Iowa voters are starting to think about things. NH too. And so forth through the early primaries. With this in mind, take a look at this list of current polling in the first six major Democratic primaries or caucuses, in the order in which they go to the polls. The number represents Hillary's average lead over Obama, according to Slate's
Election Scorecard (and the
most recent NV poll, which Slate doesn't have).
Iowa: + 0.1%
New Hampshire: + 7.3%
Nevada: + 8%
South Carolina: +9.6%
Florida: + 30.9%
California: +32%
In other words, in perfect lock-step, the sooner the state is about to vote, the more Hilary's lead shrinks.
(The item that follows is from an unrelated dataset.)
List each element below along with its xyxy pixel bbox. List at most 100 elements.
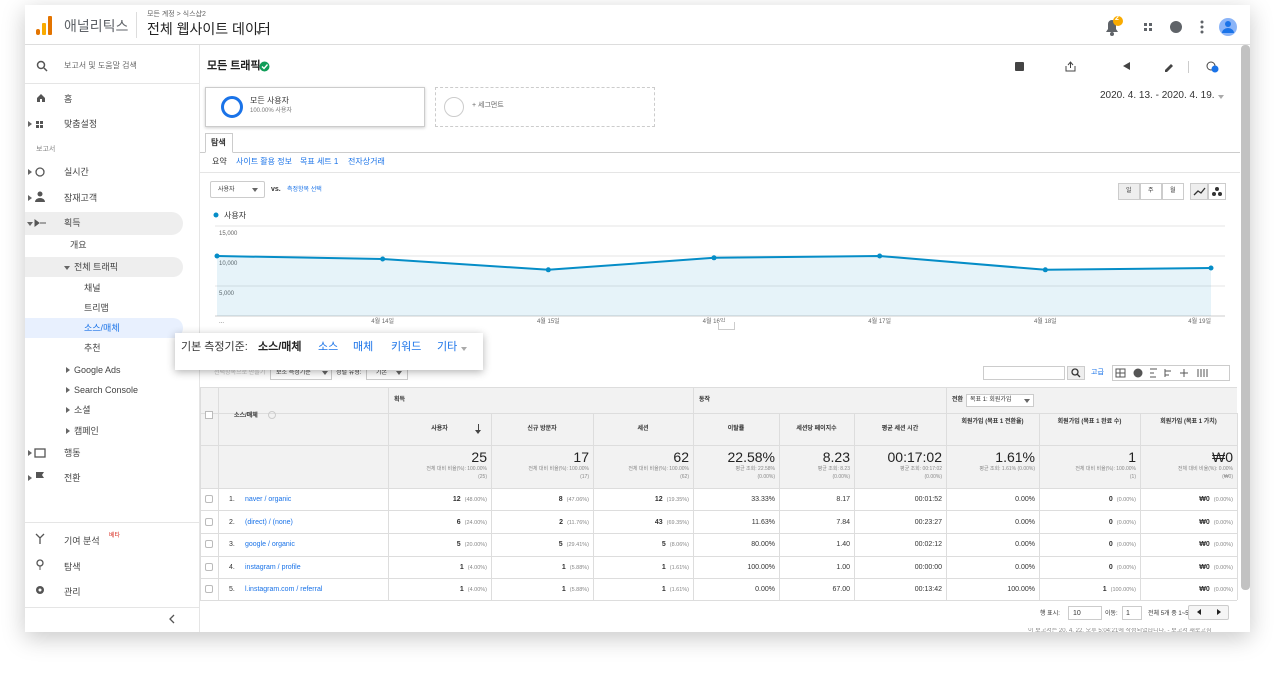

The more the voters are thinking about the election -- filling out their sample ballots, meeting the candidates, seeing TV ads, watching debates, reading newspaper coverage -- the more they like Obama instead of Hillary.
This could be bad, bad news for Hillary -- even more so than the pundits are already talking about. It looks like the more the public sees of Senator Clinton, the less they like about her.
If Obama indeed wins the nomination, it might not necessarily be because of his last-minute surge in Iowa and New Hampshire. It might just be because when voters finally think about things, they're not so keen on the Senator from New York.
(PS -- I'm personally torn about all three major candidates (and I even like Biden a little too), but I figure I have winter break to worry about that.)